Newsweek magazine became the latest publication to come under fire for a cover with the title “What Silicon Valley Thinks Of Women” and now some women are making a statement to counter the controversial cover.
The problem is not the headline or the content, however the image Newsweek chose for their Silicon Valley cover is questionable to some. It shows a drawing of a faceless, slender woman, at work with a black mouse arrow pointed at her bottom, which is lifting the back of her short dress.

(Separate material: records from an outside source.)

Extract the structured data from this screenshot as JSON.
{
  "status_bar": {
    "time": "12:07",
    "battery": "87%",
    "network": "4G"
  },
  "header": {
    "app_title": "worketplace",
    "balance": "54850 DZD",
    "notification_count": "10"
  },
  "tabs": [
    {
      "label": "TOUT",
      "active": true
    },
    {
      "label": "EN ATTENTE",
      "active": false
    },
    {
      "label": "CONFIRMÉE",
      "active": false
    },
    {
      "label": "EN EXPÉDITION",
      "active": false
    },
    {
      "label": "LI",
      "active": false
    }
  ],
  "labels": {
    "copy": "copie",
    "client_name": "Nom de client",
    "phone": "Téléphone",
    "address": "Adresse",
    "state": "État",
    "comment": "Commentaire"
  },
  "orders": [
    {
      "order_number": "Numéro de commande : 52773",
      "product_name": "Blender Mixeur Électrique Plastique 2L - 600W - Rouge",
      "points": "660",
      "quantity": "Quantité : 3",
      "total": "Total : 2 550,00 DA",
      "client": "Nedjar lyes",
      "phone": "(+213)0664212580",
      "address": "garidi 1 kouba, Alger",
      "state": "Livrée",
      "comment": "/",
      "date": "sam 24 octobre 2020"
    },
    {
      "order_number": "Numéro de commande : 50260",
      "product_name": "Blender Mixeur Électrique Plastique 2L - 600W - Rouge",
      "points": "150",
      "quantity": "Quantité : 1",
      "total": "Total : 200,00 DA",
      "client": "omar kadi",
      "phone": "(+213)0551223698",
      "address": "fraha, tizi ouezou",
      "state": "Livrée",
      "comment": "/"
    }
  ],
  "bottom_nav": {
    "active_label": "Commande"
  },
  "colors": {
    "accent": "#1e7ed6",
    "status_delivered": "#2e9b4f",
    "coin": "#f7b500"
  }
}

The piece, written by Nina Burleigh, is about the rising stars of the famous technology hub in Northern California and the fact that “they don’t have penises” as she puts it bluntly. Women have started to shine in the normally male territory, some of them becoming investors in promising start-ups.
“Computer programmer Lauren Mosenthal and her partner, Eileen Carey, came to California attracted by that kind of possibility. The only problem with their dream is that Silicon Valley has never produced a female Gates, Zuckerberg or Kalanick. There are a few high-profile female entrepreneurs in the Bay Area, but despite the very visible success of corporate titans Meg Whitman, Sheryl Sandberg, and Marissa Mayer, who signed up with companies after they took off, their numbers are relatively minuscule.”
According to the Newsweek Silicon Valley article, “threats of violence, sexist jokes, and casual misogyny, plus reports of gender-based hiring and firing, major-league sexual harassment lawsuits and a financing system that rewards young men and shortchanges women” are frequent occurrences in the workplace. This would explain the small number of prominent women in the tech industry in Silicon Valley.
The magazine cover prompted Tech Crunch to make a brilliant comeback that mimics the Newsweek Silicon Valley cover with one of their own. This one though shows the same woman from the original cover giving the finger with the title, “What (Some) Silicon Valley Women Think Of Newsweek .”
While this author doesn’t really have much of a problem with Burleigh’s account, she clearly has an issue with the way women are viewed in Newsweek’s cover.
“The cover of the story though, is a visceral gut punch. It portrays a woman without eyes, in a short skirt, getting her behind clicked on by a big black cursor. (Whoever these Silicon Valley people are who are thinking of women like this, they are not doing it on their phone or a tablet.)
“Women, as a gender, have been infamously objectified throughout history. It is difficult to be a plurality, a complex being, if you are a woman.”
“For example, while the men in tech get to be a ‘visionary founder’ or ‘rockstar coder’ or ‘Travis Kalanick,’ women in tech get to be a ‘victim’ or ‘maneater’”.
Tech Crunch author, Alexia Tsotsis doesn’t mince words in her criticism of this cover and states that it has set back years of progress in the male-dominated ground zero of tech, “ Newsweek’s faceless and sexualized symbol of women in tech is a disservice to these women and countless others.”
Tsotsis reached out to Burleigh to express her displeasure with the Newsweek Silicon Valley cover and got this statement.
“I’m pleased that the cover provoked this sort of reaction. One hopes that the revulsion will eventually be redirected not at a magazine cover but at the perps and the culture that protects them to the great detriment of tens of thousands of women working in tech.”
Do you have a problem with the Newsweek Silicon Valley cover? Do you think it’s sexist?